Niniane tilted up one shoe to look at it. She said to the shoe in a flat voice, “I was in the palace when my family was killed. Tiago already knows. Taking this journey is bringing up a lot of old bad stuff, Aubrey. I get close to something of Urien’s, like when I walked in this room, and I want to set it on fire.”

Aubrey’s brows pulled together. “I had no idea.”

She said to her shoe, “Of course you didn’t. How could you? You didn’t even know I was alive until recently.”

“Do you know how famous you are to the Dark Fae?” he said. That caused her to raise her gaze to his. The older male regarded her with a bittersweet expression. “You had simply vanished. There was no body, no evidence of your death. It was assumed you must be dead, but the question always remained, a rumor that you were alive and in hiding somewhere, and that one day you would return to rule. At first it was a comfortable whisper, one of those ghost tales told around a campfire, but over the last couple of decades the rumor grew to have quite a bite.”
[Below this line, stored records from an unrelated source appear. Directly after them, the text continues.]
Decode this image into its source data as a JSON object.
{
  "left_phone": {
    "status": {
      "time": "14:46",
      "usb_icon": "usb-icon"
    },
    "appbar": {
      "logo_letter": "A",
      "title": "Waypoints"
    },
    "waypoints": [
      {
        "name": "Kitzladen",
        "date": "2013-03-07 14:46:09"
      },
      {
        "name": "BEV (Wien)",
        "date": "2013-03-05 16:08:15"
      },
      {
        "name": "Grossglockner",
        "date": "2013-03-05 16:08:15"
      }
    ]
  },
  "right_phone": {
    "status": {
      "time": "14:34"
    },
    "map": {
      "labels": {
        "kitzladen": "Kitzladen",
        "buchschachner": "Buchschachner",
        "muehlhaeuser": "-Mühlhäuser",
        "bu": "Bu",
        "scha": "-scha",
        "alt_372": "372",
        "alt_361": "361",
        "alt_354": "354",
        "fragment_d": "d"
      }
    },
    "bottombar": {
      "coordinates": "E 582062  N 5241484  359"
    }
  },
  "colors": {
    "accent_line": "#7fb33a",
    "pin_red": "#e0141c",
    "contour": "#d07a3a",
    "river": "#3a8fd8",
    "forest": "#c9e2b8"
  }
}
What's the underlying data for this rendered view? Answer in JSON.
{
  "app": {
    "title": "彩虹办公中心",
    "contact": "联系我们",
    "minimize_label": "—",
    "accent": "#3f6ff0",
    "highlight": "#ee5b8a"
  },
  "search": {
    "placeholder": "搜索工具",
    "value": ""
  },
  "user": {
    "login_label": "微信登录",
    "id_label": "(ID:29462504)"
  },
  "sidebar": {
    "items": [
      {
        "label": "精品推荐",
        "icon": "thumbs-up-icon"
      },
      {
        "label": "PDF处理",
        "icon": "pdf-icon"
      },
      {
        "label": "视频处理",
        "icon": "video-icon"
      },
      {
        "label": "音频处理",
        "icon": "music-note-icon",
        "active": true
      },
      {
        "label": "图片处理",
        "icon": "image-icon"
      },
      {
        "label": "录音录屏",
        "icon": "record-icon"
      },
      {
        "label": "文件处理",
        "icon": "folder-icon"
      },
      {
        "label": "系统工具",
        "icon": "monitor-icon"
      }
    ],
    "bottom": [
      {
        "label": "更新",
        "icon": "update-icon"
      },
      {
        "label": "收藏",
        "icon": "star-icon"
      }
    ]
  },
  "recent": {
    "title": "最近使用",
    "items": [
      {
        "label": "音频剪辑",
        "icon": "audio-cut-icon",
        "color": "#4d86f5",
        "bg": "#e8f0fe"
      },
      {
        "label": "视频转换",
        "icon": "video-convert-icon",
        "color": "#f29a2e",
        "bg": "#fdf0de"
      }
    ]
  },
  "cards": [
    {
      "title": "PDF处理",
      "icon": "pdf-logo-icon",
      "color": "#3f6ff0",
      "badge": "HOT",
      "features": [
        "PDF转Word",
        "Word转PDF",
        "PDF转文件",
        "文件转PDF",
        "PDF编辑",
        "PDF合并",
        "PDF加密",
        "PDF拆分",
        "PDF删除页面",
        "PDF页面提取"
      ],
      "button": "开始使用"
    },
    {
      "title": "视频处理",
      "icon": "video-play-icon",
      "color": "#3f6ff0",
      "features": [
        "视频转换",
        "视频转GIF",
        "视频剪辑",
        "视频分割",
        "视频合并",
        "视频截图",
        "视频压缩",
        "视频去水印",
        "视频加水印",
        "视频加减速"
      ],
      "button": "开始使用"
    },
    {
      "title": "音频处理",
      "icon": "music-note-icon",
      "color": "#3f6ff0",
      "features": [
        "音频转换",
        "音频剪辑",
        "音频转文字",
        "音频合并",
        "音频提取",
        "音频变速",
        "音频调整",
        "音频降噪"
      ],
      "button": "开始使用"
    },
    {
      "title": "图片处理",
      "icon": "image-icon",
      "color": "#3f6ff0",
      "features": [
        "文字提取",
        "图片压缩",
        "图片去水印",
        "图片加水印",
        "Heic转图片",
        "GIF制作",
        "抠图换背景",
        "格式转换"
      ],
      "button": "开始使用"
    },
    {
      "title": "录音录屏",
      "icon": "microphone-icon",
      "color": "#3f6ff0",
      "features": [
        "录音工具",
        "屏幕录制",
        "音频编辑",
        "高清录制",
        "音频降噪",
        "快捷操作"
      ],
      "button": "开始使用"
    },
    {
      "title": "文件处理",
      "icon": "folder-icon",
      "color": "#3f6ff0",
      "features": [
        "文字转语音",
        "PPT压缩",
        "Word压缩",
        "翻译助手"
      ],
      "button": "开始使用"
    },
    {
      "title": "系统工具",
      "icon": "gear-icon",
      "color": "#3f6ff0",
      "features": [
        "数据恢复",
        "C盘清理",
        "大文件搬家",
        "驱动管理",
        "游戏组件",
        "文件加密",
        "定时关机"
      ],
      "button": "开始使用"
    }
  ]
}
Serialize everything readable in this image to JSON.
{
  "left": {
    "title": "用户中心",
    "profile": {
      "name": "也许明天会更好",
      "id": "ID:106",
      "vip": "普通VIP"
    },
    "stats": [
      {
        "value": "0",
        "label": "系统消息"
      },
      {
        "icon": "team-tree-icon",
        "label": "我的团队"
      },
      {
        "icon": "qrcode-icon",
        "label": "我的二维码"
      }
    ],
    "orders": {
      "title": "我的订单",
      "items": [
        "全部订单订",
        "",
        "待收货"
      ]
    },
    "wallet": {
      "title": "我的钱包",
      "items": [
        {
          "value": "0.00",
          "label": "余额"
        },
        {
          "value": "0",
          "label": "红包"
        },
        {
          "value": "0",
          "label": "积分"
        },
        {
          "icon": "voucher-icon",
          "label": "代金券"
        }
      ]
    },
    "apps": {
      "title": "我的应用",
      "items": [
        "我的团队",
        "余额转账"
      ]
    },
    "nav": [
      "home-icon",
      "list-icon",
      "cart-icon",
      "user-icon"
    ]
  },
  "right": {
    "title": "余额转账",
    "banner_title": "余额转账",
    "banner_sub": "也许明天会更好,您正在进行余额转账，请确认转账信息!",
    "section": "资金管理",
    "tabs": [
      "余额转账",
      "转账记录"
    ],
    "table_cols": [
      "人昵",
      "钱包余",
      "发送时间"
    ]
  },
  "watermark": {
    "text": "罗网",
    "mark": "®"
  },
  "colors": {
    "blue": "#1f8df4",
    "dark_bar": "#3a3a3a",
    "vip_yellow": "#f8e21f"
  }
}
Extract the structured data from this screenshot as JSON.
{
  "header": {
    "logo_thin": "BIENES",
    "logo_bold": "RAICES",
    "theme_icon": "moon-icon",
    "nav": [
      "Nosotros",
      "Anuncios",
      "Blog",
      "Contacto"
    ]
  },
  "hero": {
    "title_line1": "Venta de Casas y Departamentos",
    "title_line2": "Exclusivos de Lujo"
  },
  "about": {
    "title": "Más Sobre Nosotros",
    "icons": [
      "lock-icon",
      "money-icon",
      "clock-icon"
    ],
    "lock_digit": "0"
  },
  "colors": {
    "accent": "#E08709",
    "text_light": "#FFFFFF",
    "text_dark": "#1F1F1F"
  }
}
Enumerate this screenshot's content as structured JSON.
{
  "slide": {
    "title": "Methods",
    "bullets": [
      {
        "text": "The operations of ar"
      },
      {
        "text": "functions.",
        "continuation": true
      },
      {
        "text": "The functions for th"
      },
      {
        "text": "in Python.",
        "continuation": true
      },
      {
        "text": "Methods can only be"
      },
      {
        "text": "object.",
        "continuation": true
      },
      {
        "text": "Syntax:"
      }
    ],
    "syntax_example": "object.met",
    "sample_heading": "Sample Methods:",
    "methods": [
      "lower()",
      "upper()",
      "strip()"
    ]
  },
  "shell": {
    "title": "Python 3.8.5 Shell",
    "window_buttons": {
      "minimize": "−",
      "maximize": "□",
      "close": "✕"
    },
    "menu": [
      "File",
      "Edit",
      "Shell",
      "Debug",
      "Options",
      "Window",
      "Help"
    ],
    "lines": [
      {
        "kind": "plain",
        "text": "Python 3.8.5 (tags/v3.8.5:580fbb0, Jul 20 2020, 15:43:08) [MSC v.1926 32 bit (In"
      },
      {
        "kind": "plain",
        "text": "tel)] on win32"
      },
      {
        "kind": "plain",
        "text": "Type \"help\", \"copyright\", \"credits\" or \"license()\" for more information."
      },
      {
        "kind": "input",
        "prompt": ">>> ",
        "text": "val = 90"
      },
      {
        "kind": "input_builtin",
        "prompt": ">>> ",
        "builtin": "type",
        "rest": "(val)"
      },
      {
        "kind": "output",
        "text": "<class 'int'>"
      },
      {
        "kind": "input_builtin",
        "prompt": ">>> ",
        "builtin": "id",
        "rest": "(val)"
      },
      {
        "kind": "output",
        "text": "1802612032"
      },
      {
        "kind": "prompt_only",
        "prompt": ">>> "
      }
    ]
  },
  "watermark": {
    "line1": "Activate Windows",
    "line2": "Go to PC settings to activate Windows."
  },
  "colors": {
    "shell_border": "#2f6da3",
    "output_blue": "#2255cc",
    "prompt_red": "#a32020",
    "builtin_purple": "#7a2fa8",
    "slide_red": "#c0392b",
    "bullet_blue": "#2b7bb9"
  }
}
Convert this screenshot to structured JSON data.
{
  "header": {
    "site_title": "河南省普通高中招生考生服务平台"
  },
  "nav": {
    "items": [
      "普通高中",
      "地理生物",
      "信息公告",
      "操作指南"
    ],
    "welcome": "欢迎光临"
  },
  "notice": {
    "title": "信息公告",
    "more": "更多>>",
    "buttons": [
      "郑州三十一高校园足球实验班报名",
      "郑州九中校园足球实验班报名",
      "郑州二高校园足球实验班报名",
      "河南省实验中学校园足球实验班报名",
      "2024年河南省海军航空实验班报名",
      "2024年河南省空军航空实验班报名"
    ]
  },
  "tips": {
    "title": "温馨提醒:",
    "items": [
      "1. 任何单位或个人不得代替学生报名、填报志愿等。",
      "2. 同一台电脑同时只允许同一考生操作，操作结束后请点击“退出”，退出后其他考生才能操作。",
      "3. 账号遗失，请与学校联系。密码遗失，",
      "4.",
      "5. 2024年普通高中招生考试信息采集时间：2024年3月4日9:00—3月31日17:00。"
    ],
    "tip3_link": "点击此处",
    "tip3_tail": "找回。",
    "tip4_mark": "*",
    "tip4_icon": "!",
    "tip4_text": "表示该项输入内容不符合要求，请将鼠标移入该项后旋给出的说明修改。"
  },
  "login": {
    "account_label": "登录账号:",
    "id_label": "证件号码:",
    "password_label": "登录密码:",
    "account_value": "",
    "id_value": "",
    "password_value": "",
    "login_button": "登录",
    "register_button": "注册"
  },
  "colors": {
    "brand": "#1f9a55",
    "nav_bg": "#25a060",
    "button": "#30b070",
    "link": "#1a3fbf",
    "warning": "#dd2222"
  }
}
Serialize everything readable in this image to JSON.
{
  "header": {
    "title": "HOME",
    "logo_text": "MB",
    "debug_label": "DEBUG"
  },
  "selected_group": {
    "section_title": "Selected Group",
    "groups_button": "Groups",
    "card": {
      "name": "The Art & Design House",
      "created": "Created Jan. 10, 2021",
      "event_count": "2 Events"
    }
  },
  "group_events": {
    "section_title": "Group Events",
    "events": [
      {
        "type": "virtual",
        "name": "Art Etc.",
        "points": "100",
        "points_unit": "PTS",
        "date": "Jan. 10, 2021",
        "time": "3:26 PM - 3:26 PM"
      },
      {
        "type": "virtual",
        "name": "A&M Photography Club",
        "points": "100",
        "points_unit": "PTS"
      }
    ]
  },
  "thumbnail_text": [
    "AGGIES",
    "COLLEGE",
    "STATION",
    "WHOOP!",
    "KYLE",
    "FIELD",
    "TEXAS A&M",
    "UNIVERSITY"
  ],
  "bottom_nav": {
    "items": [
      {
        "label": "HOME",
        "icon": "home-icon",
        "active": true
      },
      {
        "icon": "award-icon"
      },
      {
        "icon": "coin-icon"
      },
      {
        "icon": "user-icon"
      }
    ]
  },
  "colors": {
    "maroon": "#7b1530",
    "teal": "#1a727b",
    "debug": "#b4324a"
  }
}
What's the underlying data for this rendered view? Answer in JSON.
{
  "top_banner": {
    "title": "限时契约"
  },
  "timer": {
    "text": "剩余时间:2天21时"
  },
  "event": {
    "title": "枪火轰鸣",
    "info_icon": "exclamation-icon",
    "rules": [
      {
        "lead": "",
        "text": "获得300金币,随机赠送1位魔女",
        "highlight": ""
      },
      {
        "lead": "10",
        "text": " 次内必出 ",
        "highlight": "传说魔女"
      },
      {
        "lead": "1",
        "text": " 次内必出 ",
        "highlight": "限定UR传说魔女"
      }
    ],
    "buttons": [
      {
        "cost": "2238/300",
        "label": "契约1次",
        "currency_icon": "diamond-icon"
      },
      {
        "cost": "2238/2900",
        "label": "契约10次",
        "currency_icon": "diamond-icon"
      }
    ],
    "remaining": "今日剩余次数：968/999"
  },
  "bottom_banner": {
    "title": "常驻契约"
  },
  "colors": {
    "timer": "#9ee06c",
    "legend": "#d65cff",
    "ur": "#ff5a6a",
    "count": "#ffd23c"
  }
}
Her eyes narrowed. “What do you mean?”

Aubrey said, “Urien, and those who supported him, were reacting to many things when they overthrew your father. One of those things was the British losing the American War of Independence. I agreed with your father. When change comes, you must change to meet it. But his opponents claimed they were protecting the Dark Fae’s status quo against being overrun by what they saw was a barbaric horde of heathens. They were really protecting the Dark Fae’s Powerful elite, protecting themselves, but over time it came at the expense of the more ordinary of us, who might otherwise have thrived with all the advent of fresh opportunity that came along with those barbarian hordes.”